When you initialize the component it takes another component – either PgvectorEmbeddingRetriever or PgvectorKeywordRetriever and a Boolean value to stream the results or not stream the results. Then, when you run the component, it calls the component you passed to do the real work. But it then prints those results out to the console before it passes the results on to the next node in the RAG pipeline. The idea is that we get to view the retrieved documents / paragraphs before the Large Language Model (LLM) receives them so that we don’t have to wait for the LLM to generate a response. In other words, RetrieverWrapper is a streaming version of whichever retriever we decide to wrap.

Note also that I also set a streaming option for the LLM. But I’ll cover this in a future post.

The Query Input Component

You might notice that everything starts with the ‘query_input’ component. To be honest I just got tired of making changes to my pipelines and changing which node was the start of the pipeline. On top of that, as I drew parallel pipelines it was inconvenient to try to have two starts that I had to invoke at once. So, I made a single custom component like this:

@component
class QueryComponent:
    @component.output_types(query=str, llm_top_k=int)
    def run(self, query: str, llm_top_k: int) -> Dict[str, Any]:
        return {"query": query, "llm_top_k": llm_top_k}

This takes a query string and a number of ‘top’ k documents to send to the LLLM. And then it passes it along to the appropriate components. You set it up like this:

rag_pipeline.add_component("query_input", QueryComponent())

Then connect it to all the appropriate places in the pipeline (depending on what kind of search you are doing) like this…

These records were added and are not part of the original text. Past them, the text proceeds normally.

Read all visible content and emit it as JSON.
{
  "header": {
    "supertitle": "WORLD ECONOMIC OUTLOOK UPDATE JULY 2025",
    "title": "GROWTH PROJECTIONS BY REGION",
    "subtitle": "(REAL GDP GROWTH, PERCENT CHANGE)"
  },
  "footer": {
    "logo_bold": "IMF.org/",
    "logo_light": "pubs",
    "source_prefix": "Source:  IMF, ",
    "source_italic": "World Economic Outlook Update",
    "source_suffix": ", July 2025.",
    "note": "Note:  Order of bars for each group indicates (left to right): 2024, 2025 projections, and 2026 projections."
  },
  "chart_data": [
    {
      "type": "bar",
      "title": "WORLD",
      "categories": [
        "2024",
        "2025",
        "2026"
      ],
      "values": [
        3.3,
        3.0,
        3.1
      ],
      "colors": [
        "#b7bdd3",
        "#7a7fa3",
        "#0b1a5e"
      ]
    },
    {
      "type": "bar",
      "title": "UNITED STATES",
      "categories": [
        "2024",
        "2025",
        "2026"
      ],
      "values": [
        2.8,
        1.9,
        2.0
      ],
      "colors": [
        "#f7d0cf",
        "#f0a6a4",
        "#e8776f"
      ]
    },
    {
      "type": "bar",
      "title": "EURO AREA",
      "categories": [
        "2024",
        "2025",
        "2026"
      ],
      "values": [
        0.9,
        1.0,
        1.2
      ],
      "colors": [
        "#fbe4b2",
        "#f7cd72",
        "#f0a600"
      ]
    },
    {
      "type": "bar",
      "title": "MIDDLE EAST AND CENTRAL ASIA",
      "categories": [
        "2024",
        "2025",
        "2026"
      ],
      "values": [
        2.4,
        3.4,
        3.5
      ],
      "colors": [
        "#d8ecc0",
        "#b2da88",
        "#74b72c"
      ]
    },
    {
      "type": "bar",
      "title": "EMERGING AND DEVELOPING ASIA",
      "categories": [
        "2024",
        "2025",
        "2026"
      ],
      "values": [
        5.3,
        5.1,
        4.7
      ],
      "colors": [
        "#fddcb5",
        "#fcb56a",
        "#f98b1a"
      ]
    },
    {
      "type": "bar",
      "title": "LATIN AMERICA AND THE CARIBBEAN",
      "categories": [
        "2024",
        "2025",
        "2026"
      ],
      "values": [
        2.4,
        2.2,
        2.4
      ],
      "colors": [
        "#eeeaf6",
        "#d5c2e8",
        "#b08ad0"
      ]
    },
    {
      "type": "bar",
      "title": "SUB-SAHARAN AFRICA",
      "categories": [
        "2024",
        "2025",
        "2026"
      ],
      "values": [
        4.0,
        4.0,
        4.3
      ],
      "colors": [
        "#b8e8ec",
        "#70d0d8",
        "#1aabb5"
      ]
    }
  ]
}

Connection to Semantic Search:

rag_pipeline.connect("query_input.query", "query_embedder.text")

Sent to the Lexical Retriever:

rag_pipeline.connect("query_input.query", "lex_retriever.query")

To the Document Query Collector (so that it receives the query and top k input parameter):

rag_pipeline.connect("query_input.query", "doc_query_collector.query")
rag_pipeline.connect("query_input.llm_top_k", "doc_query_collector.llm_top_k")

I’ll cover the other custom component, the “document / query collector”, in a future post as it is more related to the details of the Hybrid search. But what it does is takes the parallel searches (lexical and semantic) as well as the query input parameters and joins the results all together to be passed to the Large Language Model.

Conclusions

Lexical Search is built-into both PostgreSQL and Haystack. So it is easy to implement Lexical searching for our Book Search Archive. Semantic Search is great, but sometimes you want to search for a specific word or two rather than the semantic meaning of a sentence or question. So having Lexical search as part of our Book Search Archive was an important feature to add. We also covered how to use the power of lexical search using SQL queries in PostgreSQL for building custom queries. We also showed how to stream the results of the query if you want to view it before it goes to the LLM for processing.